As scholars and teachers of immigration history, we have been startled by the recent battle over the term “chain migration.”
The White House’s own explainer on “Chain Migration” (which it capitalizes) uses dubious “evidence” and images to heighten these fears. One diagram claims that a single “low-skilled” immigrant can bring in unlimited numbers of “foreign relatives.” By depicting new arrivals trailing scores of others behind, the diagrams evoke a vermin infestation — an age-old trope in the nativist toolbox.
This was made clear in this week’s State of the Union address: “Chain migration,” the president warned, is tantamount to “open borders,” allowing terrorists, gang members and drug dealers to flood into the country and threaten good Americans.
This is just the latest attempt by the right to co-opt and rebrand certain concepts (“family values,” “security,” “freedom”) to suit its own political purposes.
Yet, we must not cede the term “chain migration” to the anti-immigrant right. It is a valuable analytical concept — one that should remain in use in academic and policy circles and by the public at large. It helps us to see the nuances in how ordinary people migrate, while keeping in mind the political and policy context in which they make their decisions.
For decades, immigration historians have used the term “chain migration” to explain the ways that social networks shape how people move and where they settle. A person would migrate to the United States, tell their family, friends and community members back home what it was like here and then help them to also migrate. Many groups came this way: Germans, Irish and, yes, Norwegians. “Chain migration” also describes movement that is not strictly immigration in the classic sense, such as the Great Migration of African Americans out of the South in the early and middle part of the 20th century.
In 1917, Congress explicitly acknowledged the right of immigrants to bring family members into the country. Since then, it has upheld this right even when those family members were from countries or racial groups that the United States considered undesirable.
The 1965 Immigration and Nationality Act further solidified the nation’s commitment to chain migration by allotting a majority of visas to family members of U.S. citizens.

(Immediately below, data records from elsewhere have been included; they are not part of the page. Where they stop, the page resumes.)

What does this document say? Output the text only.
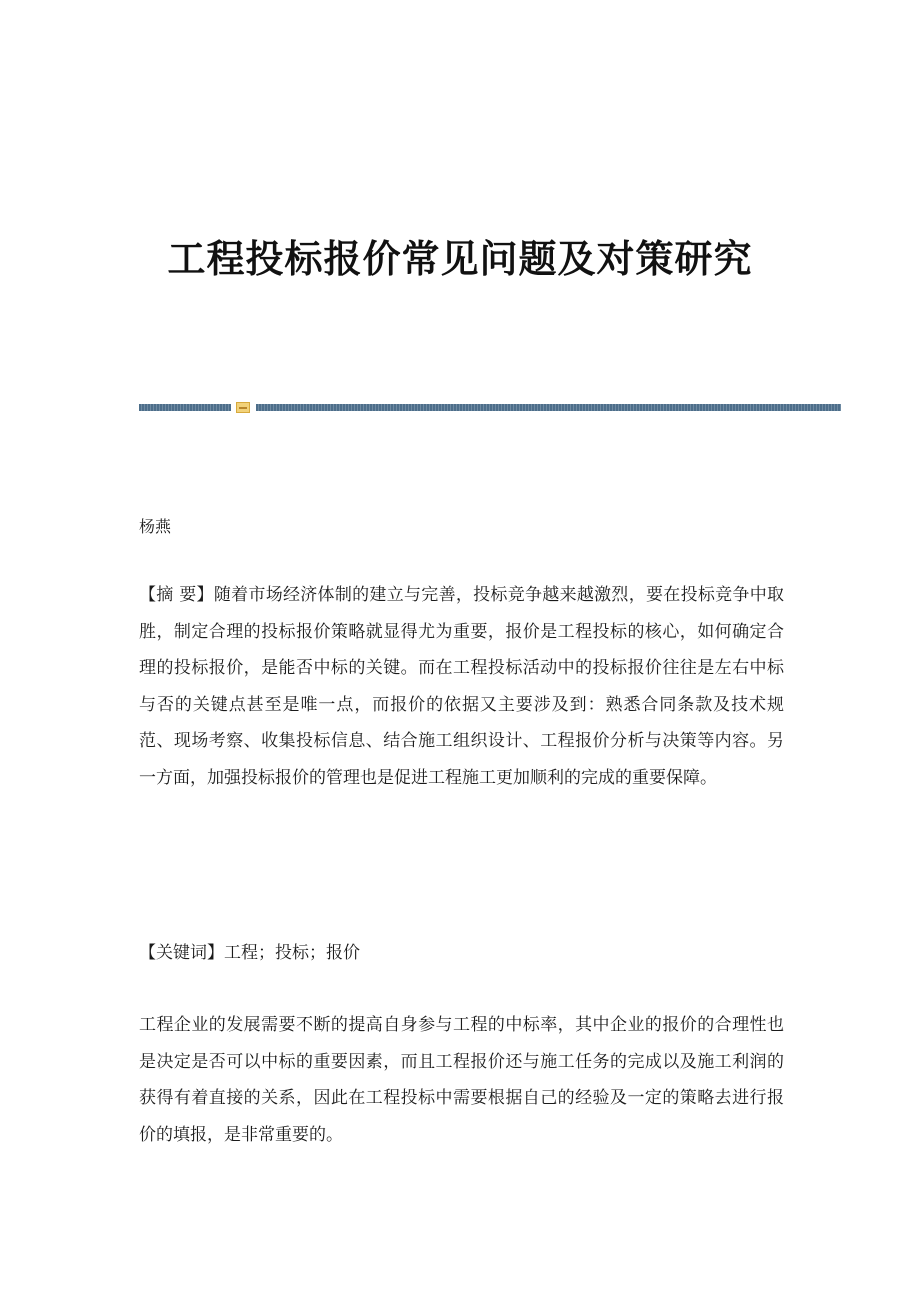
工程投标报价常见问题及对策研究

杨燕

【摘 要】随着市场经济体制的建立与完善，投标竞争越来越激烈，要在投标竞争中取胜，制定合理的投标报价策略就显得尤为重要，报价是工程投标的核心，如何确定合理的投标报价，是能否中标的关键。而在工程投标活动中的投标报价往往是左右中标与否的关键点甚至是唯一点，而报价的依据又主要涉及到：熟悉合同条款及技术规范、现场考察、收集投标信息、结合施工组织设计、工程报价分析与决策等内容。另一方面，加强投标报价的管理也是促进工程施工更加顺利的完成的重要保障。

【关键词】工程；投标；报价

工程企业的发展需要不断的提高自身参与工程的中标率，其中企业的报价的合理性也是决定是否可以中标的重要因素，而且工程报价还与施工任务的完成以及施工利润的获得有着直接的关系，因此在工程投标中需要根据自己的经验及一定的策略去进行报价的填报，是非常重要的。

Under the “family reunification” provisions of the 1965 law, a U.S. citizen can sponsor the immigration of a limited group of family members: spouses, parents, children or siblings.
Family-based chain migration is by no means easy or automatic. A citizen petitions for a family member, who then undergoes a long, expensive application process that involves biometric screening, health exams and an interview. The fees are high, and the backlogs are long. But when immigrants arrive in this way, with family members and a community already in place to support them, they flourish.
When Congress passed the 1965 law, it did not anticipate that large numbers of non-Europeans would use its family reunification provisions. Before the 1965 immigration act, nearly half of all immigrants came from six European countries. But in fact, most post-1965 immigration has come from nonwhite countries in Asia, Latin America and Africa. Today, none of the 10 largest immigrant groups are European.
This is the true concern of immigration restrictionists. “Chain migration” (in the pejorative sense) is a rallying cry for those who are alarmed at the country’s increasing racial diversity and who feel that it threatens the essential character of America. By closing off family-based migration, the right aims to effectively enact a racial restriction under a seemingly neutral guise — and thus reverse the browning of America to preserve its narrowly conceived, white American culture.
For us, “chain migration” has long been useful in both our research and in the classroom. It is a term that succinctly distills the complexities of individual and household-level decision-making, as well as large-scale patterns of movement and settlement. And now, by actively claiming it, we resist its capture by white supremacists.
To be sure, we might use other terms instead. Many have suggested that we abandon “chain migration” to the xenophobes and use “family reunification” instead. But family-based migration is only one type of chain migration — a crucial distinction that is being lost as immigration activists look for language to counter restrictionists. It also prioritizes heterosexual nuclear families above all others and ignores the nonbiological kin networks that facilitate migration.
Ultimately, the disagreement over terminology goes far beyond the discussion on immigration. By allowing rightists to define the terms of the debate, we allow them to spread misinformation, reframe the discussion at will and bend reality to their desires. That is enough reason to resist ceding this language. But in this case, the lives of immigrants and their families and communities are at stake. To abandon the terms of debate to the right is an enormous abdication of power, and one that we refuse to accept.